A lei tem origem no PL 2.119/2019, do deputado Pompeo de Mattos (PDT-RS). O projeto foi aprovado pelo Senado, com mudanças, em 2023 e voltou à Câmara. Em junho, foi aprovado pelos deputados e seguiu para a sanção.

Para concorrer ao título, a cidade precisa demonstrar que tem programas ou políticas públicas que fomentem a inserção social, cultural e política dos idosos.

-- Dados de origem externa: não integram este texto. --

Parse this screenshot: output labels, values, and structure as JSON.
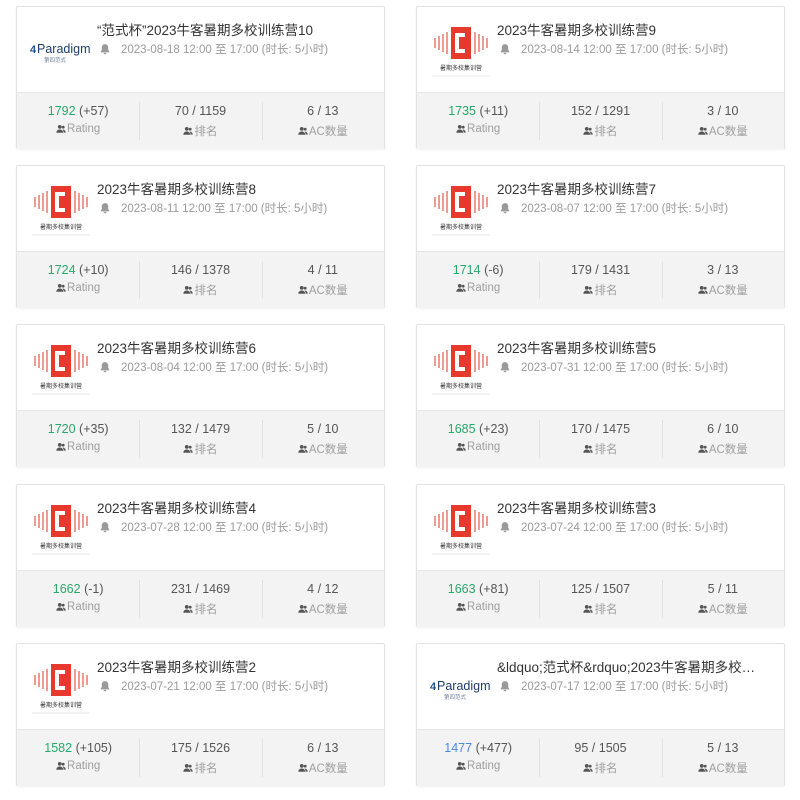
{
  "labels": {
    "rating": "Rating",
    "rank": "排名",
    "ac": "AC数量"
  },
  "logos": {
    "paradigm_text": "Paradigm",
    "paradigm_num": "4",
    "paradigm_sub": "第四范式",
    "school_sub": "暑期多校集训营"
  },
  "colors": {
    "rating_green": "#27a96b",
    "rating_blue": "#4a86e8",
    "logo_red": "#e8392d"
  },
  "cards": [
    {
      "title": "“范式杯”2023牛客暑期多校训练营10",
      "time": "2023-08-18 12:00 至 17:00   (时长:   5小时)",
      "logo": "paradigm",
      "rating": "1792",
      "delta": "(+57)",
      "rating_color": "green",
      "rank": "70 / 1159",
      "ac": "6 / 13"
    },
    {
      "title": "2023牛客暑期多校训练营9",
      "time": "2023-08-14 12:00 至 17:00   (时长:   5小时)",
      "logo": "school",
      "rating": "1735",
      "delta": "(+11)",
      "rating_color": "green",
      "rank": "152 / 1291",
      "ac": "3 / 10"
    },
    {
      "title": "2023牛客暑期多校训练营8",
      "time": "2023-08-11 12:00 至 17:00   (时长:   5小时)",
      "logo": "school",
      "rating": "1724",
      "delta": "(+10)",
      "rating_color": "green",
      "rank": "146 / 1378",
      "ac": "4 / 11"
    },
    {
      "title": "2023牛客暑期多校训练营7",
      "time": "2023-08-07 12:00 至 17:00   (时长:   5小时)",
      "logo": "school",
      "rating": "1714",
      "delta": "(-6)",
      "rating_color": "green",
      "rank": "179 / 1431",
      "ac": "3 / 13"
    },
    {
      "title": "2023牛客暑期多校训练营6",
      "time": "2023-08-04 12:00 至 17:00   (时长:   5小时)",
      "logo": "school",
      "rating": "1720",
      "delta": "(+35)",
      "rating_color": "green",
      "rank": "132 / 1479",
      "ac": "5 / 10"
    },
    {
      "title": "2023牛客暑期多校训练营5",
      "time": "2023-07-31 12:00 至 17:00   (时长:   5小时)",
      "logo": "school",
      "rating": "1685",
      "delta": "(+23)",
      "rating_color": "green",
      "rank": "170 / 1475",
      "ac": "6 / 10"
    },
    {
      "title": "2023牛客暑期多校训练营4",
      "time": "2023-07-28 12:00 至 17:00   (时长:   5小时)",
      "logo": "school",
      "rating": "1662",
      "delta": "(-1)",
      "rating_color": "green",
      "rank": "231 / 1469",
      "ac": "4 / 12"
    },
    {
      "title": "2023牛客暑期多校训练营3",
      "time": "2023-07-24 12:00 至 17:00   (时长:   5小时)",
      "logo": "school",
      "rating": "1663",
      "delta": "(+81)",
      "rating_color": "green",
      "rank": "125 / 1507",
      "ac": "5 / 11"
    },
    {
      "title": "2023牛客暑期多校训练营2",
      "time": "2023-07-21 12:00 至 17:00   (时长:   5小时)",
      "logo": "school",
      "rating": "1582",
      "delta": "(+105)",
      "rating_color": "green",
      "rank": "175 / 1526",
      "ac": "6 / 13"
    },
    {
      "title": "&ldquo;范式杯&rdquo;2023牛客暑期多校…",
      "time": "2023-07-17 12:00 至 17:00   (时长:   5小时)",
      "logo": "paradigm",
      "rating": "1477",
      "delta": "(+477)",
      "rating_color": "blue",
      "rank": "95 / 1505",
      "ac": "5 / 13"
    }
  ]
}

Na análise, são consideradas as iniciativas do município que favoreçam um envelhecimento ativo da população e o acesso dos idosos a serviços de qualidade nas áreas de:

  • transporte;
  • moradia;
  • participação social;
  • respeito e inclusão social;
  • participação cívica e emprego;
  • prédios públicos e espaços abertos;
  • comunicação e informação;
  • apoio comunitário e serviços de saúde;
  • segurança dos idosos.

Conselho

O responsável por conceder o título será um conselho com representantes dos governos federal, estaduais, distrital e municipais e das entidades representativas da população idosa. O título valerá por três anos, desde que sejam revalidados os compromissos assumidos. Se for comprovado o descumprimento, o título será cancelado.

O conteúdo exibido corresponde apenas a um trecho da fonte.